La flottille anglaise a bombardé Zeebrugge sur la mer du Nord.
Les Russes déclarent que la bataille des quatre rivières s’est terminée à leur avantage. Les Allemands se sont repliés; les Autrichichiens ont livré les débouchés de la Hongrie aux armées du tsar qui, cette fois, s’y répandent, méthodiquement.
On annonce que le général Potiorek qui fut écrasé par les Serbes à Valievo et à Ouchitsé le mois dernier, va être déféré à un conseil de guerre. Nombre de généraux sous ses ordres ont été relevés de leur commandement.
Trois navires de guerre italiens ont bombardé la ville de Durazzo, capitale de l’Albanie. Les insurgés albanais, après avoir refoulé les troupes d’Essad pacha, réclamaient qu’on leur livrât les ministres de France et Serbie.

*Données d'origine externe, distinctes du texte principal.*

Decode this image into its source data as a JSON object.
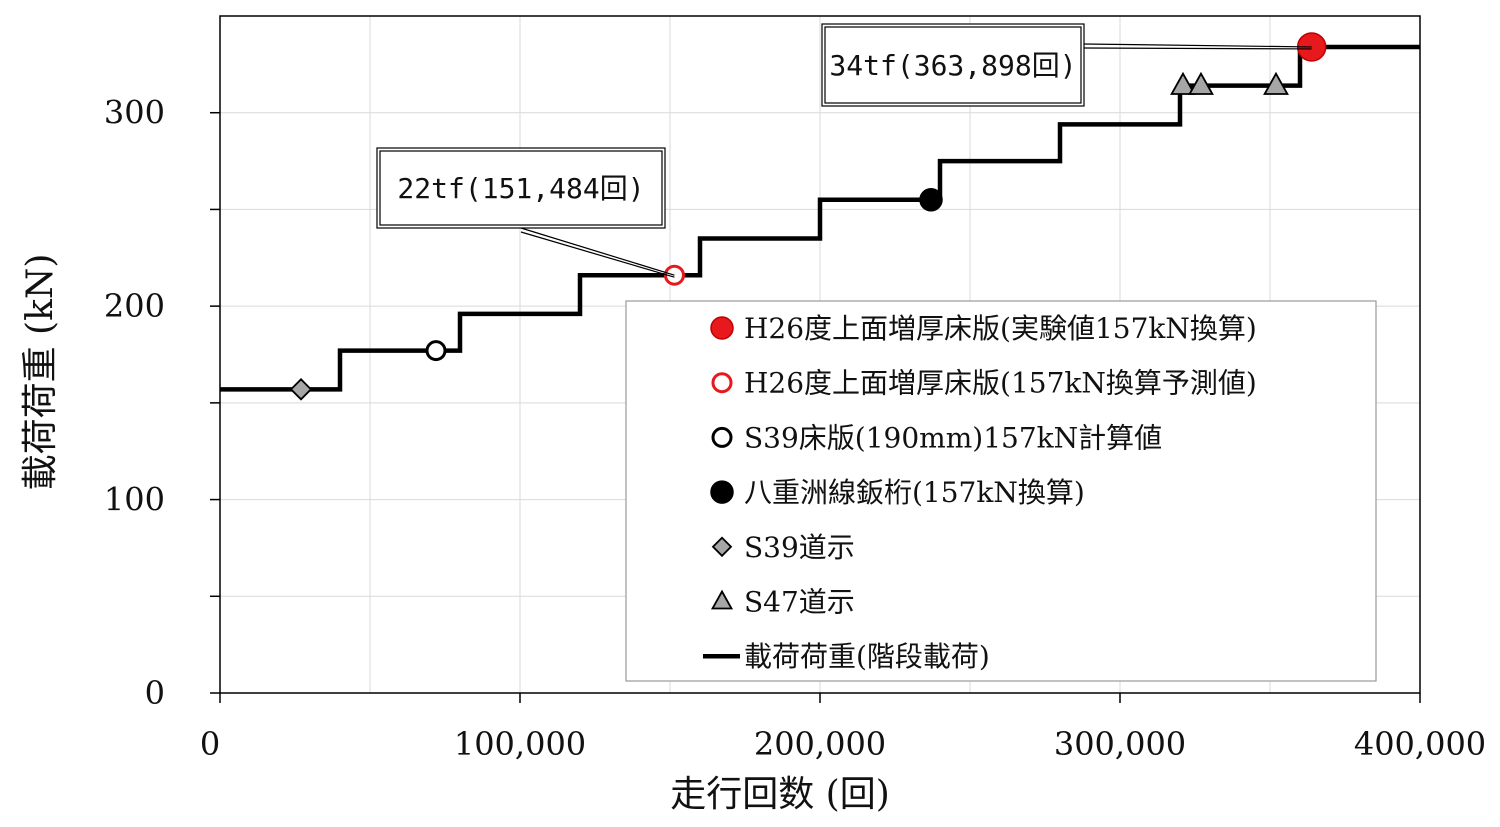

Les cérémonies funèbres qui ont eu lieu à Rome en l’honneur de Bruno Garibaldi, mort sous notre drapeau, en Argonne, ont provoqué des démonstrations franco-italiennes très significatives.
L’agitation grandit contre les Allemands à Constantinople et le gouvernement turc, tombé sous la tutelle germanique, a mis ses archives en lieu sûr, sur le littoral d’Asie.